Она пришла хотя бы напоследок повидать Марко, но его не было. Так и должно было случиться, подумала Люси. Все правильно. Да и что она может ему сказать? Что он был прав? Что она и вправду зашла чересчур далеко? Нет, сказать нужно слишком многое, но время упущено. Да и зачем обременять человека своими бедами? Итак, его нет, ну и к лучшему. Нет нужды тянуть. Отворачиваясь, она поймала собственное отражение в окне, но — неужели это она? Посмотрев снова, она увидела размазанную тушь, растекшийся грим и всклокоченные, как после сна, волосы. Больше всего Люси поразили глаза: обведенные темными кругами, слишком усталые для ее лет. И все же это была она. Люси снова почувствовала себя старой, почувствовала, что ей уже не быть молодой. Внезапно ей пришло на ум определение «затравленный» — у отраженной в стекле девушки был именно затравленный вид.

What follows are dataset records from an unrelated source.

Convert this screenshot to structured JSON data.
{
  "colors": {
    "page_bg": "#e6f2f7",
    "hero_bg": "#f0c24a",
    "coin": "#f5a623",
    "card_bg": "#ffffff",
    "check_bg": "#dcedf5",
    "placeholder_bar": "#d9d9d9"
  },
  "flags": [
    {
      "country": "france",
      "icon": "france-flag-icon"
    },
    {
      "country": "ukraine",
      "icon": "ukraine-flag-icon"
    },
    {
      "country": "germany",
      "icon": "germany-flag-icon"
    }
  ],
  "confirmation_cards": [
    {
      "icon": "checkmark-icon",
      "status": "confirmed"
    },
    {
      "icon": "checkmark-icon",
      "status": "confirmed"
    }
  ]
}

В ужасе и отчаянии Люси отвернулась и сломя голову бежала от своего отражения.
Притихшие громады зданий на берегу канала четко вырисовывались в свете фонарей. Ни голосов, ни смеха не слышалось в темноте, некому было любоваться видом ночного города. Нет, подумала Люси, наши судьбы не направляют чьи-то незримые длани. Нами не руководят ни боги, ни темные, внушительные фигуры — полубоги-полулюди, что с вершины горы обозревают всевидящим оком избранных все лежащее внизу. Только мы сами, думала она, шагая по освещенным улицам и пробираясь по темным закоулкам. Никто, кроме нас. Только мы.
Назавтра она потихоньку уехала, отправившись пораньше, чтобы избежать нежелательных встреч. При ней были сумка с самым необходимым и виолончель. За остальным она пошлет. Проходя мимо почтового ящика, она опустила в него письмо, адресованное Марко. Она писала, что хотела с ним увидеться, приходила в кафе, но его не застала. Считай, что тебе повезло, добавила она: Люси в тот день едва ли была приятным собеседником. Печально, продолжала она, но ча-ча-ча больше не будет, и слоненку придется прогуливаться без моего сопровождения.